Step 2: After receiving the electron, $p680$ excites to $p680*$ . This excited reaction centre then passes on the electrons to Pheophytin, a chlorophyll in which the Magnesium ion in the centre has been replaced by two hydrogen atoms. Pheophytin transfers the electrons to the $PlastoquinoneQA$ and $QB$ . $Plastoquinone$ pass the electrons to the $Cytochrome b6 f$ complex which in turn passes these electrons to the Plastocyanin, a blue-coloured Copper containing protein.

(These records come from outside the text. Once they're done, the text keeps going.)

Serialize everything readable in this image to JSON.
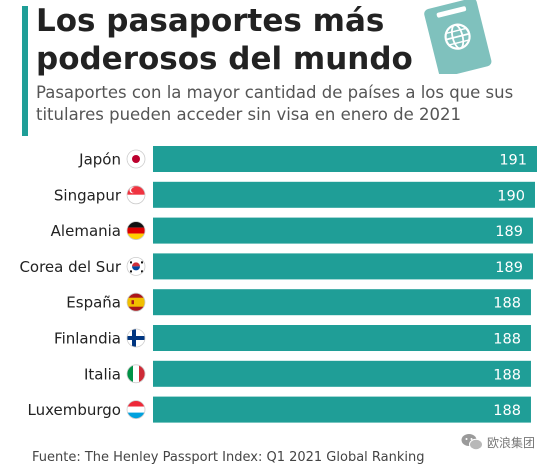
{
  "title": "Los pasaportes más poderosos del mundo",
  "subtitle": "Pasaportes con la mayor cantidad de países a los que sus titulares pueden acceder sin visa en enero de 2021",
  "source": "Fuente: The Henley Passport Index: Q1 2021 Global Ranking",
  "watermark": "欧浪集团",
  "colors": {
    "bar": "#1f9e97",
    "accent": "#1f9e97",
    "bar_label": "#ffffff",
    "text": "#222222"
  },
  "chart_data": {
    "type": "bar",
    "orientation": "horizontal",
    "categories": [
      "Japón",
      "Singapur",
      "Alemania",
      "Corea del Sur",
      "España",
      "Finlandia",
      "Italia",
      "Luxemburgo"
    ],
    "values": [
      191,
      190,
      189,
      189,
      188,
      188,
      188,
      188
    ],
    "flags": [
      "japan-flag",
      "singapore-flag",
      "germany-flag",
      "south-korea-flag",
      "spain-flag",
      "finland-flag",
      "italy-flag",
      "luxembourg-flag"
    ],
    "title": "Los pasaportes más poderosos del mundo",
    "xlabel": "",
    "ylabel": "",
    "data_labels": true,
    "grid": false,
    "legend": "none"
  }
}
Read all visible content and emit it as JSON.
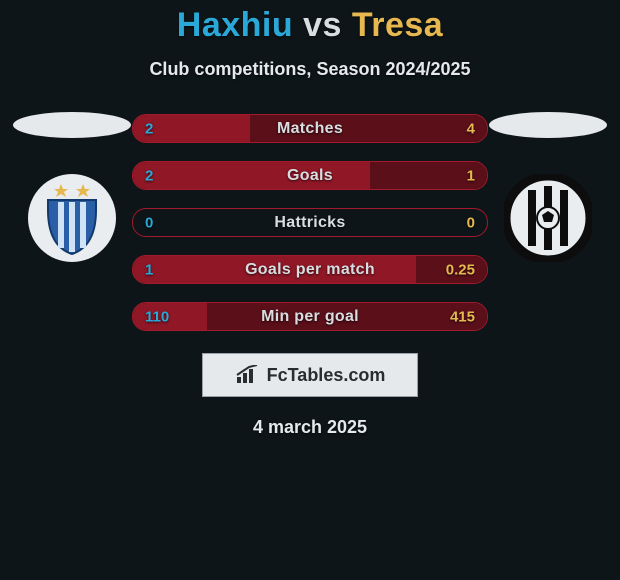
{
  "background_color": "#0d1518",
  "title": {
    "player1": "Haxhiu",
    "vs": "vs",
    "player2": "Tresa",
    "player1_color": "#2aa9d8",
    "vs_color": "#d7dde0",
    "player2_color": "#e6b84f",
    "fontsize": 34
  },
  "subtitle": {
    "text": "Club competitions, Season 2024/2025",
    "color": "#e6e9eb",
    "fontsize": 18
  },
  "side_shadow": {
    "color": "#e6e9eb"
  },
  "left_club": {
    "name": "kf-tirana-logo",
    "bg": "#e9edf0",
    "star_color": "#e6b84f",
    "shield_fill": "#2a5fa8",
    "shield_stripe": "#cfe2f6"
  },
  "right_club": {
    "name": "kf-laci-logo",
    "bg": "#e9edf0",
    "ring_color": "#0d0d0d",
    "stripe_color": "#0d0d0d",
    "ball_color": "#e9edf0"
  },
  "bars": {
    "border_color": "#a21a2c",
    "left_fill_color": "#8f1726",
    "right_fill_color": "#5a0f19",
    "value_left_color": "#2aa9d8",
    "value_right_color": "#e6b84f",
    "label_color": "#d7dde0",
    "track_color": "#0d1518",
    "rows": [
      {
        "label": "Matches",
        "left": "2",
        "right": "4",
        "left_pct": 33,
        "right_pct": 67
      },
      {
        "label": "Goals",
        "left": "2",
        "right": "1",
        "left_pct": 67,
        "right_pct": 33
      },
      {
        "label": "Hattricks",
        "left": "0",
        "right": "0",
        "left_pct": 0,
        "right_pct": 0
      },
      {
        "label": "Goals per match",
        "left": "1",
        "right": "0.25",
        "left_pct": 80,
        "right_pct": 20
      },
      {
        "label": "Min per goal",
        "left": "110",
        "right": "415",
        "left_pct": 21,
        "right_pct": 79
      }
    ]
  },
  "brand": {
    "text": "FcTables.com",
    "text_color": "#2a2d30",
    "box_bg": "#e6e9eb",
    "box_border": "#9aa0a6",
    "icon_color": "#2a2d30"
  },
  "date": {
    "text": "4 march 2025",
    "color": "#e6e9eb",
    "fontsize": 18
  }
}
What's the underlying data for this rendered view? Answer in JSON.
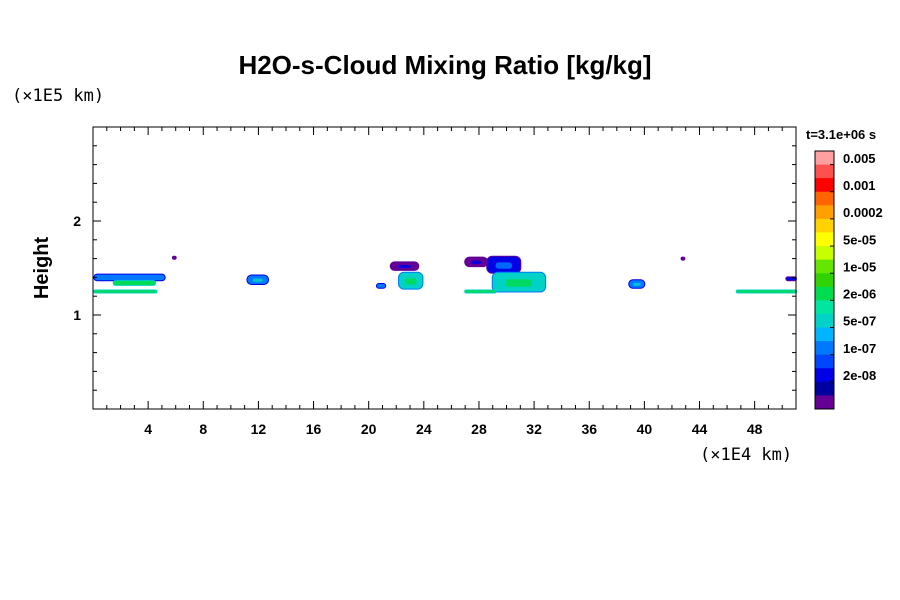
{
  "chart_data": {
    "type": "heatmap",
    "title": "H2O-s-Cloud Mixing Ratio [kg/kg]",
    "ylabel": "Height",
    "x_unit": "(×1E4 km)",
    "y_unit": "(×1E5 km)",
    "time_label": "t=3.1e+06 s",
    "xlim": [
      0,
      51
    ],
    "ylim": [
      0,
      3
    ],
    "xticks": [
      4,
      8,
      12,
      16,
      20,
      24,
      28,
      32,
      36,
      40,
      44,
      48
    ],
    "yticks": [
      1,
      2
    ],
    "colorbar": {
      "labels": [
        "0.005",
        "0.001",
        "0.0002",
        "5e-05",
        "1e-05",
        "2e-06",
        "5e-07",
        "1e-07",
        "2e-08"
      ],
      "colors": [
        "#ffa0a0",
        "#ff5050",
        "#ff0000",
        "#ff6400",
        "#ffa000",
        "#ffd200",
        "#ffff00",
        "#c8ff00",
        "#64e600",
        "#32d200",
        "#00dc50",
        "#00e6a0",
        "#00d2c8",
        "#00b4ff",
        "#0078ff",
        "#0046ff",
        "#0000e6",
        "#0000a0",
        "#640096"
      ]
    },
    "cloud_features": [
      {
        "x": [
          0.1,
          5.2
        ],
        "y": [
          1.37,
          1.43
        ],
        "level": "5e-07"
      },
      {
        "x": [
          1.5,
          4.5
        ],
        "y": [
          1.32,
          1.36
        ],
        "level": "1e-05"
      },
      {
        "x": [
          0.1,
          4.6
        ],
        "y": [
          1.24,
          1.26
        ],
        "level": "1e-05"
      },
      {
        "x": [
          11.2,
          12.7
        ],
        "y": [
          1.33,
          1.42
        ],
        "level": "5e-07"
      },
      {
        "x": [
          21.6,
          23.6
        ],
        "y": [
          1.48,
          1.56
        ],
        "level": "2e-08"
      },
      {
        "x": [
          22.2,
          23.9
        ],
        "y": [
          1.28,
          1.45
        ],
        "level": "2e-06"
      },
      {
        "x": [
          20.6,
          21.2
        ],
        "y": [
          1.29,
          1.33
        ],
        "level": "5e-07"
      },
      {
        "x": [
          27.0,
          28.6
        ],
        "y": [
          1.52,
          1.61
        ],
        "level": "2e-08"
      },
      {
        "x": [
          28.6,
          31.0
        ],
        "y": [
          1.45,
          1.62
        ],
        "level": "1e-07"
      },
      {
        "x": [
          29.0,
          32.8
        ],
        "y": [
          1.25,
          1.45
        ],
        "level": "2e-06"
      },
      {
        "x": [
          27.0,
          29.2
        ],
        "y": [
          1.24,
          1.26
        ],
        "level": "1e-05"
      },
      {
        "x": [
          38.9,
          40.0
        ],
        "y": [
          1.29,
          1.37
        ],
        "level": "5e-07"
      },
      {
        "x": [
          46.7,
          51.0
        ],
        "y": [
          1.24,
          1.26
        ],
        "level": "1e-05"
      },
      {
        "x": [
          50.3,
          51.0
        ],
        "y": [
          1.37,
          1.4
        ],
        "level": "1e-07"
      },
      {
        "x": [
          5.8,
          6.0
        ],
        "y": [
          1.6,
          1.62
        ],
        "level": "2e-08"
      },
      {
        "x": [
          42.7,
          42.9
        ],
        "y": [
          1.59,
          1.61
        ],
        "level": "2e-08"
      }
    ]
  }
}
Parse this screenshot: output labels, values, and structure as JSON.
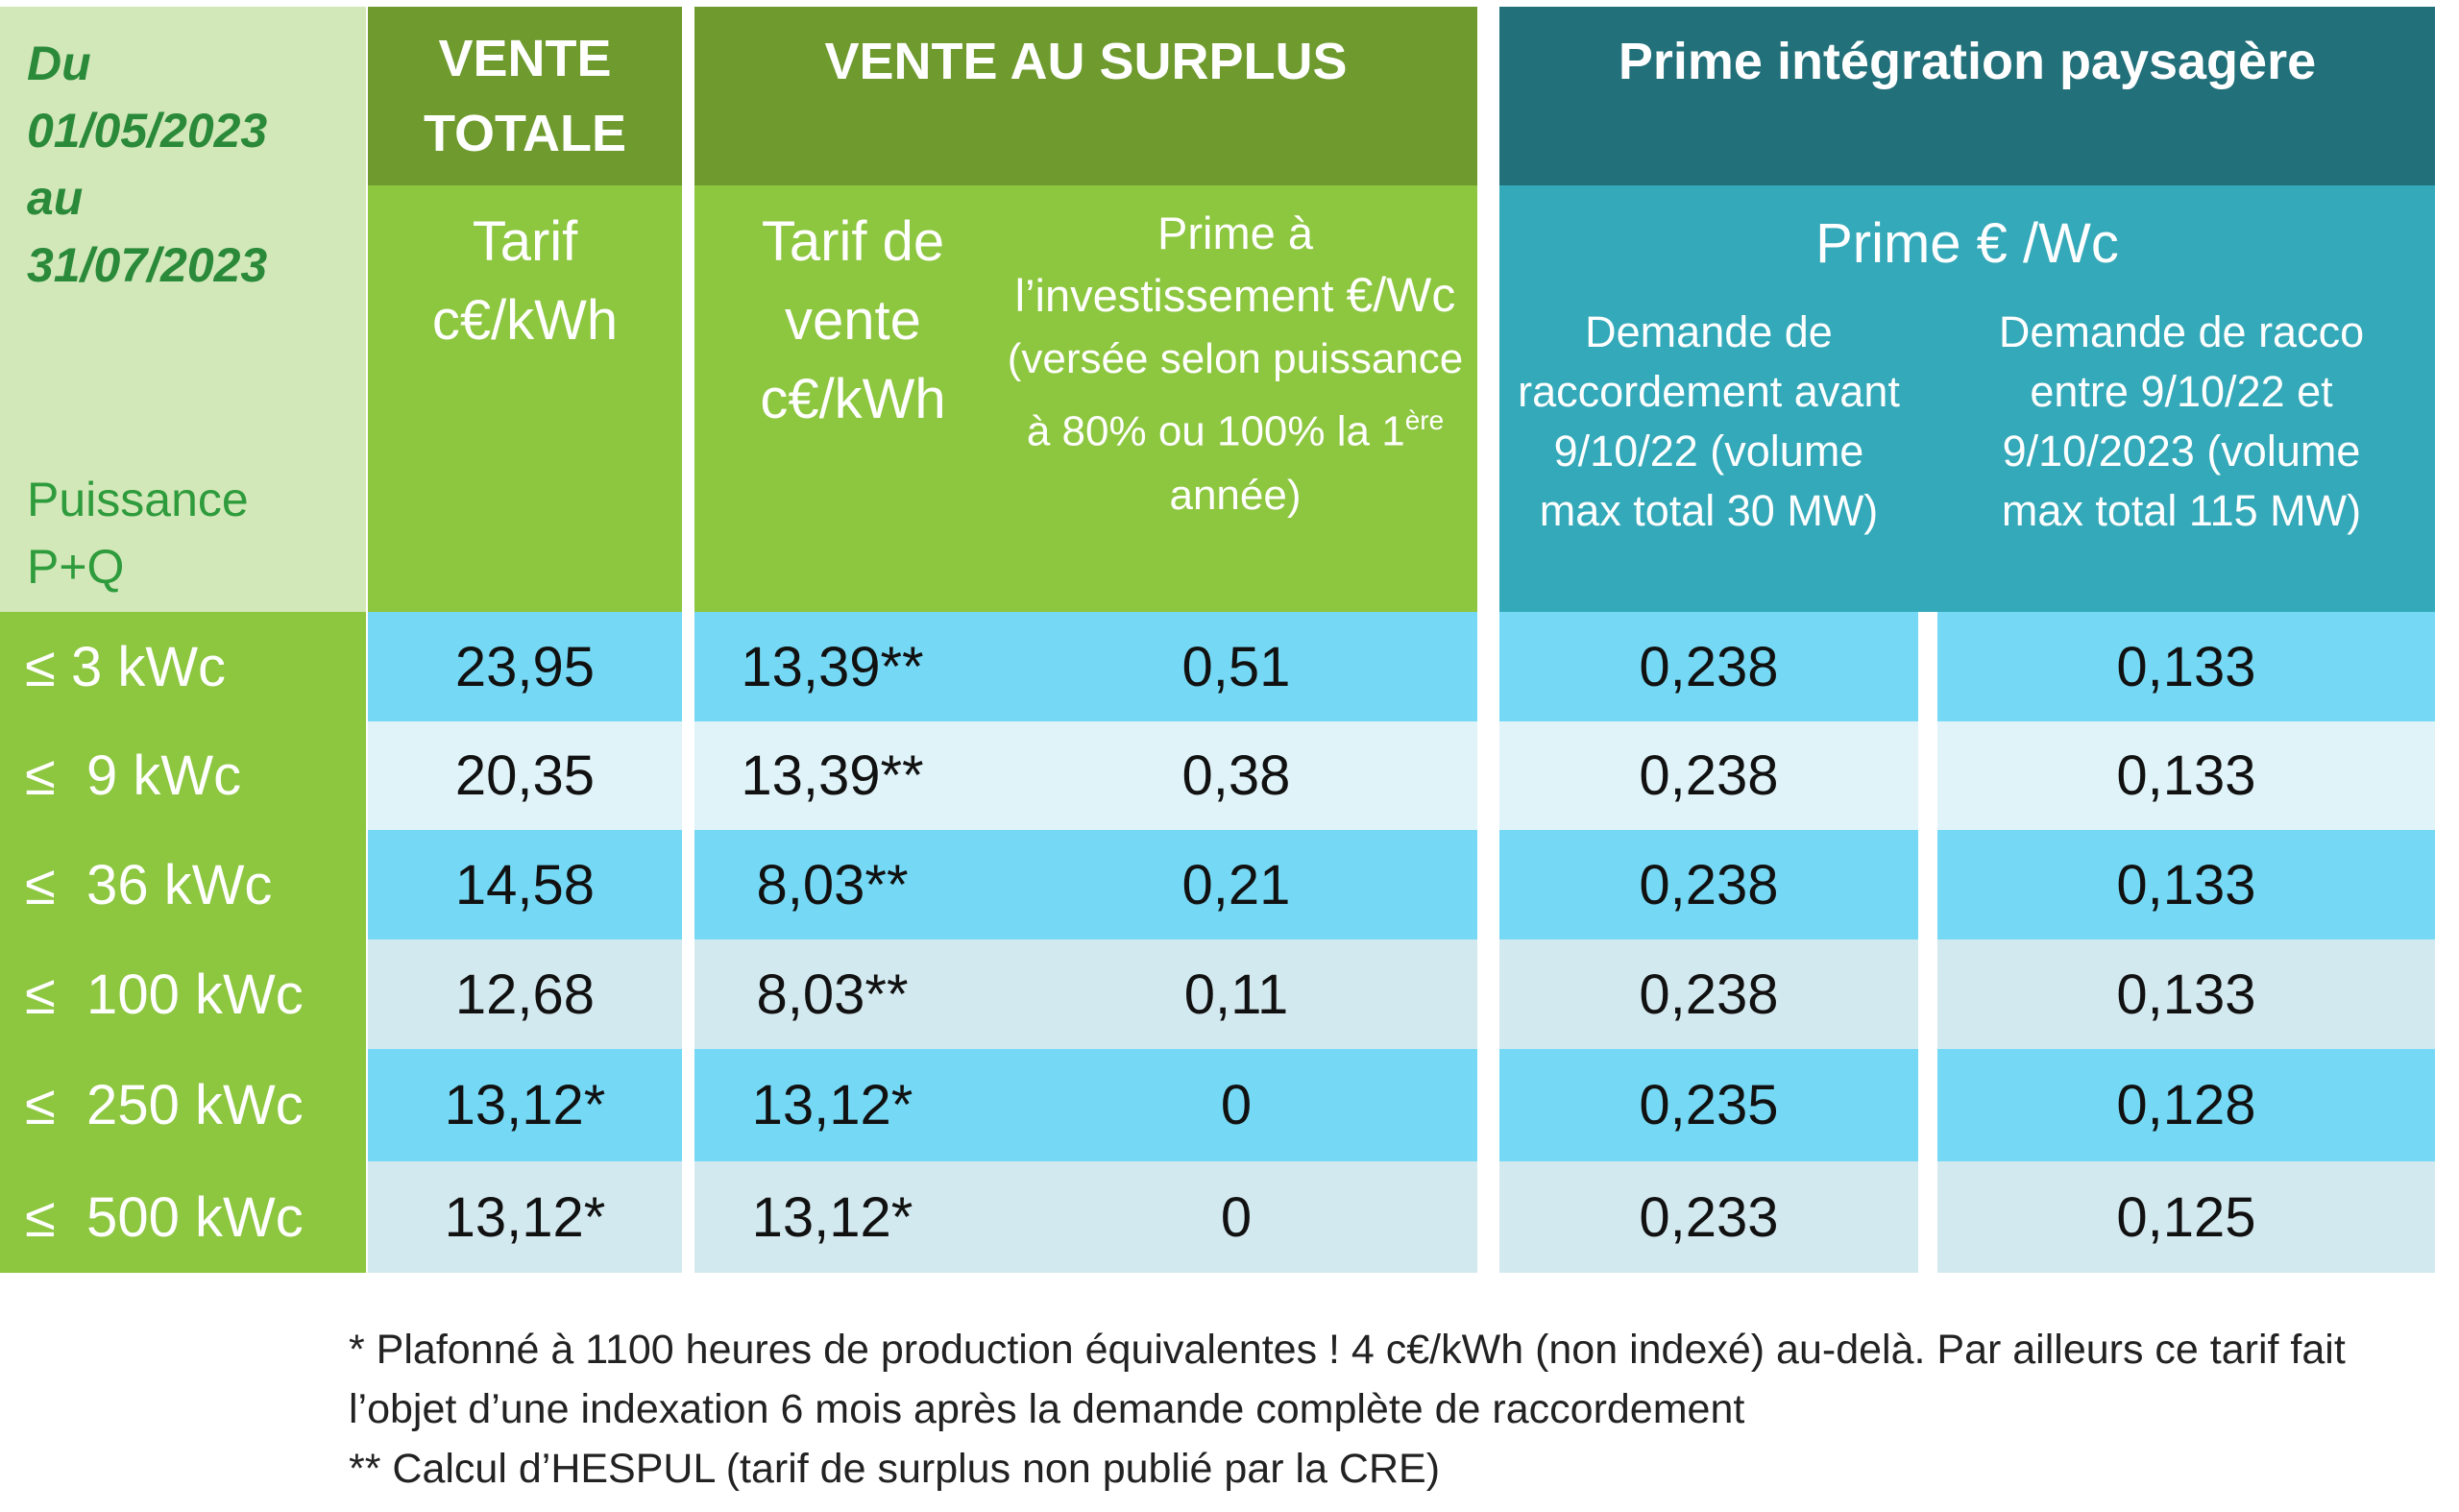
{
  "header": {
    "period": "Du 01/05/2023 au 31/07/2023",
    "power_label": "Puissance P+Q",
    "groups": [
      "VENTE TOTALE",
      "VENTE AU SURPLUS",
      "Prime intégration paysagère"
    ],
    "tarif": "Tarif c€/kWh",
    "tarif_vente": "Tarif de vente c€/kWh",
    "prime_invest": {
      "main": "Prime à l’investissement",
      "unit": "€/Wc",
      "note": "(versée selon puissance à 80% ou 100% la 1",
      "sup": "ère",
      "note_end": " année)"
    },
    "prime_wc": "Prime € /Wc",
    "demande_avant": "Demande de raccordement avant 9/10/22 (volume max total 30 MW)",
    "demande_entre": "Demande de racco entre 9/10/22 et 9/10/2023 (volume max total 115 MW)"
  },
  "table": {
    "rows": [
      [
        "≤ 3 kWc",
        "23,95",
        "13,39**",
        "0,51",
        "0,238",
        "0,133"
      ],
      [
        "≤  9 kWc",
        "20,35",
        "13,39**",
        "0,38",
        "0,238",
        "0,133"
      ],
      [
        "≤  36 kWc",
        "14,58",
        "8,03**",
        "0,21",
        "0,238",
        "0,133"
      ],
      [
        "≤  100 kWc",
        "12,68",
        "8,03**",
        "0,11",
        "0,238",
        "0,133"
      ],
      [
        "≤  250 kWc",
        "13,12*",
        "13,12*",
        "0",
        "0,235",
        "0,128"
      ],
      [
        "≤  500 kWc",
        "13,12*",
        "13,12*",
        "0",
        "0,233",
        "0,125"
      ]
    ]
  },
  "footnotes": [
    "* Plafonné à 1100 heures de production équivalentes ! 4 c€/kWh (non indexé) au-delà. Par ailleurs ce tarif fait l’objet d’une indexation 6 mois après la demande complète de raccordement",
    "** Calcul d’HESPUL (tarif de surplus non publié par la CRE)"
  ]
}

Step 3: $PS - I$ receives the electrons from Plastocyanin and after absorption of a photon get excited from $p700$ to $p700*$ . The excited $PS - I$ then passes these electrons to the primary electron acceptor A0 which then passes the electrons to A1 which is a phylloquinone also called $Vitamin K1$ .
Step 4: A1 then pass the electrons to a series of Iron-sulfur proteins ( ${F_X} {F_A} and {F_B}$ ) which finally transfers the electrons to soluble Ferredoxin followed by FNR (Flavoprotein- Ferredoxin-NADP reductase) which reduces the $NAD{P^ + }$ to $NADPH$ .

Hence, the correct answer is option (D).

Note: The $PS - I$ was discovered by Louis Duysens and the $PS - II$ was discovered by Pierre Joliot. These two photosystems contain many pigments which help to trap light energy and convert them to chemical energy.